Hedge Fund #SP09
HPC Architect
Business Area: Technology Infrastructure
Highly Specialized, Fast-Paced Global team focused on Advancing Cutting-Edge, Low-Latency Solutions and High-Performance Computing Platforms.
This role offers the opportunity to leverage your expertise in the design, research, and optimization of high-performance computing systems, while engaging in in-depth L3 support and comprehensive technical documentation. You will collaborate with cross-functional teams—including business stakeholders, application owners, clients, and vendors—to deliver scalable, end-to-end solutions. If you’re passionate about solving complex problems in a dynamic environment and want to push the limits of innovation, this role is for you.
Key Responsibilities:
- Architect, Document, and Enhance Platform services, with a focus on Server, Storage, and Cloud Technologies.
- Integrate next-gen computing architectures, including GPUs, advanced CPUs, and modern HPC Storage systems to meet Performance & Scalability requirements.
- Conduct Deep Analysis to identify and resolve inefficiencies in compute and storage resource utilization, implementing optimizations at all levels.
- Provide detailed technical documentation to ensure clarity and reproducibility of solutions.
- Utilize Quantitative Metrics to monitor and optimize HPC System Performance, ensuring continuous improvement.
- Lead the Execution of Projects, Collaborating with both internal and external stakeholders to deliver high-impact solutions on time and within scope.
- Offer L3 technical support, diagnosing and addressing complex performance and availability issues across the platform.
- Proactively assess and address potential issues before they impact system stability or performance.
- Develop Tailored Solutions to meet evolving Business and Infrastructure requirements.
Required Qualifications:
- 10+ years of Hands-on Exp .working with Linux-based operating systems (RHEL/Rocky/CentOS/OEL preferred), specializing in system operations, engineering, and performance tuning.
- Expert knowledge of High-Performance Computing Systems, including memory, CPU, and network optimization in high-bandwidth environments.
- Proven ability to identify and mitigate performance bottlenecks across various layers of the stack—operating systems, software architecture, HPC storage systems, and networking.
- In-depth understanding of Network Protocols (TCP, UDP, RDMA) and Advanced Techniques for server and Network Tuning to maximize performance.
- Expertise in Physical Server Architecture, understanding CPU Chipset Architectures (Intel/AMD/ARM) and selecting appropriate hardware to Optimize System Performance.
- Hands-on experience with HPC Job Schedulers (e.g., Slurm, RunAI, Bright Cluster Manager) and their optimization.
- Programming Proficiency in Python and/or C++, with a Strong grasp of Software Development Principles and Performance Tuning.

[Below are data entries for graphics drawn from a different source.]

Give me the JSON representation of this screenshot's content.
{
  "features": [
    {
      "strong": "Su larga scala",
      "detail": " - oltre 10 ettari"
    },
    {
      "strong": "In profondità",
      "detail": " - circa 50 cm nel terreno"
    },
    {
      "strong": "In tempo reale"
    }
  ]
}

- Exceptional organizational skills, with the ability to manage competing priorities and thrive in a high-pressure, dynamic environment.
- Strong Problem-Solving and Critical Thinking skills, with the ability to resolve Complex, Ambiguous issues independently.
- Excellent communication skills, both written and verbal, with the ability to articulate complex technical concepts clearly to diverse audiences.
Nice to Have:
- Experience with Configuration Management Tools such as Ansible, Chef, or Terraform to automate infrastructure management.
- Familiarity with Network Switch Architectures and working knowledge of different switch vendors.
- Practical experience with KDB (Q) for High-Frequency Data management.
- Knowledge of machine learning frameworks such as XGBoost, LightGBM, PyTorch, or TensorFlow, and experience in debugging and enhancing applications built with these tools.
- Understanding of Kubernetes and integrating HPC workloads into containerized environments.